Lin berfikir sejenak, dia tampak belum memikirkan sampai sejauh itu.
“Katakan saja kita sepupu!”
Di perjalanan mereka tidak berbicara sepatah katapun. Ef mengemudikan mobil dengan kecepatan normal. Tidak lambat dan tidak juga ngebut. Pria itu baru bersuara saat hendak mampir ke toko busana pria. Membeli pakaian yang sesuai dengan permintaan nona boss. Hanya butuh waktu sepuluh menit untuk Ef kembali lagi ke mobil dan melanjutkan perjalanan menuju studio tempat acara talk show berlangsung.
Setelah breafing dan membenarkan riasan wajah Lin, acara pun berlangsung. Gadis itu mengikuti sesi satu dengan sangat baik. Saat jeda iklan, Lin kembali ke dalam untuk membenahi make upnya. Ef baru saja hendak kembali masuk, saat listrik studio mendadak padam. Suasana menjadi gelap gulita. Suara-suara panik terdengar seperti dengungan lebah. Beberapa orang berteriak memanggil teknisi. Ef berusaha menyeruak masuk menuju kamar rias tempat Erlin berada.
Dalam tiga menit, listrik sudah kembali menyala.
Namun, Lin telah menghilang.
***
Halo teman-teman.
terima kasih telah sudi mampir ke sini. cerita Hell Game ikut lomba menulis Fiksi kategori pria.
jadi mohon bantuan teman-teman untuk Like, Favorit dan selalu meninggalkan komen di tiap chapter.
terima kasih
Semua orang yang berada di ruangan panik.
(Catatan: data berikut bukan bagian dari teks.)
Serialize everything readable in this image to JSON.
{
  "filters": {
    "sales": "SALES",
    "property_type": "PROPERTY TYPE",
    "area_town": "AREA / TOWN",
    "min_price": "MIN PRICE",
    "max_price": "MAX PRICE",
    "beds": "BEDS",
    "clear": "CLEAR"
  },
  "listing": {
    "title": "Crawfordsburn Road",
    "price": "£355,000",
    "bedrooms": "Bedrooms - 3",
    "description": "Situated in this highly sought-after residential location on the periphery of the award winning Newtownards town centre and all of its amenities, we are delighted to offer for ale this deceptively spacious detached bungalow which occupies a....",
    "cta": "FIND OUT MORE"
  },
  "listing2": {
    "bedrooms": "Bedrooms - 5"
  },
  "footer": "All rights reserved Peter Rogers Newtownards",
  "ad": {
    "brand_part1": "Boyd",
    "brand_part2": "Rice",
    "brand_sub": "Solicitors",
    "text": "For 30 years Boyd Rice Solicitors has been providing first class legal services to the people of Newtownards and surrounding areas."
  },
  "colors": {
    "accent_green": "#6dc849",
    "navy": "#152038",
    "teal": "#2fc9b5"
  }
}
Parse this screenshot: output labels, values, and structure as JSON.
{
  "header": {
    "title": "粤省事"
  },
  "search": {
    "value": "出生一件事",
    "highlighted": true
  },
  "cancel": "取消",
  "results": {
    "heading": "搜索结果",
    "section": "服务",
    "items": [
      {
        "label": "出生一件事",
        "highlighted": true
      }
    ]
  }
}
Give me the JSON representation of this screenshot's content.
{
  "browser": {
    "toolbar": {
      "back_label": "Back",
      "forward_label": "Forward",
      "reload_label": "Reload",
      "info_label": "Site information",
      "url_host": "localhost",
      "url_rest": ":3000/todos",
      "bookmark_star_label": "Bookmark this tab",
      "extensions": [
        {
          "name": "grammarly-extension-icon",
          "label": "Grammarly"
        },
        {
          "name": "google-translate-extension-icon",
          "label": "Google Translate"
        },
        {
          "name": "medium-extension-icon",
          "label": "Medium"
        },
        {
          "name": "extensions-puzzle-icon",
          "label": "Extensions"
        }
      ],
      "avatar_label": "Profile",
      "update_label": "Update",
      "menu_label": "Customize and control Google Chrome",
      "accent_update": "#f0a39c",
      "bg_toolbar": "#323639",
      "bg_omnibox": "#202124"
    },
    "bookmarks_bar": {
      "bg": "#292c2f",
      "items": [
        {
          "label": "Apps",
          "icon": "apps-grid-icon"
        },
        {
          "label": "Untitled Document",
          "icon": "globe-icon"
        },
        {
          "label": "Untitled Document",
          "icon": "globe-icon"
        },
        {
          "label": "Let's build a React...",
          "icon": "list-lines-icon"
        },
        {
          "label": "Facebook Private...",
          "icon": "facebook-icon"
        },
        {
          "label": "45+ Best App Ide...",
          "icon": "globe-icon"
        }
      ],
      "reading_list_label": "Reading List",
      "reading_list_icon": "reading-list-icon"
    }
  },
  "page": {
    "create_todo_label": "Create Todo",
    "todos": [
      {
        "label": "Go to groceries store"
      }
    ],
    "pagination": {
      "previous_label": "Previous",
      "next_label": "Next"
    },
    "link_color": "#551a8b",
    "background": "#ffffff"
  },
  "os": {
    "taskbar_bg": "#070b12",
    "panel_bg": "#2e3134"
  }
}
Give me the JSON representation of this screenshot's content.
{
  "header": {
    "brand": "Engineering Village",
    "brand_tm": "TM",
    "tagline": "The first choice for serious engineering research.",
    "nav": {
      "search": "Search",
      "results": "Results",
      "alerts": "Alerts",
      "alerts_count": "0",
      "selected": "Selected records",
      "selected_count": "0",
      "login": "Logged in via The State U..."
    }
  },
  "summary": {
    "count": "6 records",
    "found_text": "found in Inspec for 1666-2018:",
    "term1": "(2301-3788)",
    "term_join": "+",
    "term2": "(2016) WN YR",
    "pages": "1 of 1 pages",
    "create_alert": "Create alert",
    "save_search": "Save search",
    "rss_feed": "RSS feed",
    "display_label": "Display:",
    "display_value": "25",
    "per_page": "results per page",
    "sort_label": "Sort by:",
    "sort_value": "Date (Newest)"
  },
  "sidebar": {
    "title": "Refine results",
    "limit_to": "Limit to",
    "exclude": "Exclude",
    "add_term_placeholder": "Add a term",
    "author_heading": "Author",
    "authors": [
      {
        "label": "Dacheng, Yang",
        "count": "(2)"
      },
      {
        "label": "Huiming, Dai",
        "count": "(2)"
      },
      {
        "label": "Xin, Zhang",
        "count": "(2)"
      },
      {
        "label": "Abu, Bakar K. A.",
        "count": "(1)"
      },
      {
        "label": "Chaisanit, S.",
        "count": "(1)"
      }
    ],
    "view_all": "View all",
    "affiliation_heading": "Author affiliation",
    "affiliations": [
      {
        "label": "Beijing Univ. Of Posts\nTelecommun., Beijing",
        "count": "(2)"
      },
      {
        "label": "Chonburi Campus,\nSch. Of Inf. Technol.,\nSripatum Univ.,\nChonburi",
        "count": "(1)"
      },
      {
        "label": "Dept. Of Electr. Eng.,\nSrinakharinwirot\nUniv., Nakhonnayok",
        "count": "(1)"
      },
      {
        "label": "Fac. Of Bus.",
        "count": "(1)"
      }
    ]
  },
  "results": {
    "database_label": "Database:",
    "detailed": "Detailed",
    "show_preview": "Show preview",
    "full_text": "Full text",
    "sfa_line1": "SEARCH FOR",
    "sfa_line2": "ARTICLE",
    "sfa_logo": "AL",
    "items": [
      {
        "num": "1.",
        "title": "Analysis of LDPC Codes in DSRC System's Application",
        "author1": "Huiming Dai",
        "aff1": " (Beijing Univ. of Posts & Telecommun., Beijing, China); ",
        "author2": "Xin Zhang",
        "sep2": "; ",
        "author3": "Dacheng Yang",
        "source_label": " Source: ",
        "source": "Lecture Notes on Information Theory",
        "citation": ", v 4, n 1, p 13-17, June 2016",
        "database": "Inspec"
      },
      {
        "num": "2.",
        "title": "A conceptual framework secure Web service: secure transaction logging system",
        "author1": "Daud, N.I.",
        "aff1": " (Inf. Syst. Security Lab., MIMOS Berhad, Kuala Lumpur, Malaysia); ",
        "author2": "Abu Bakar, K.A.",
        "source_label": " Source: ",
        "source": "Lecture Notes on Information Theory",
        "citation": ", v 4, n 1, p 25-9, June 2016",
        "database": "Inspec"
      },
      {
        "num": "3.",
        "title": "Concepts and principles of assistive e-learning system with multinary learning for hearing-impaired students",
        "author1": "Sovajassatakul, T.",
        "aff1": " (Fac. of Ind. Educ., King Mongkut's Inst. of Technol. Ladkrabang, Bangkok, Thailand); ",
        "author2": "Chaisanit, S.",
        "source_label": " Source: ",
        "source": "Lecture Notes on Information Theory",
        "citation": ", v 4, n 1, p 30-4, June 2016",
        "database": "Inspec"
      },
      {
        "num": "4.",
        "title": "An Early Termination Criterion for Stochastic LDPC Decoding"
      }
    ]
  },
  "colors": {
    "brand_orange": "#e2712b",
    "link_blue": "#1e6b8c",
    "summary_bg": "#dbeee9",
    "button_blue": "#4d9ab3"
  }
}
Lin tidak mungkin bercanda dan bersembunyi dan akan muncul ketika show akan kembali di mulai. Ef harus berdesak-desakan dengan kerumunan kru acara untuk masuk ke dalam ruangan. Matanya menangkap sebuah benda yang tergeletak di lantai menjadi petunjuk kejelasan kondisi lin.
Ef memegang sepatu high heel merah bagian kanan. Sepatu yang tadi Lin kenakan. Pasangan sepatu itu tidak ada, berarti pemiliknya terlalu terburu-buru pergi tanpa sadar ketinggalan sebelah sepatu, atau sang pemilik dipaksa harus meninggalkan lokasi meskipun belum mengenakan sepatu secara lengkap. Atau bisa saja pemilik sengaja melepaskan sebelah sepatunya sebagai cara dia meminta pertolongan.
“Siapa penanggung jawab acara ini?” tanya Ef kepada kerumunan. “Erlin diculik!”
Seketika ruangan dipenuhi suara bisikan seperti dengung lebah.
“Aku!” seorang pria berkaca mata menyeruak masuk. “Anda siapa?”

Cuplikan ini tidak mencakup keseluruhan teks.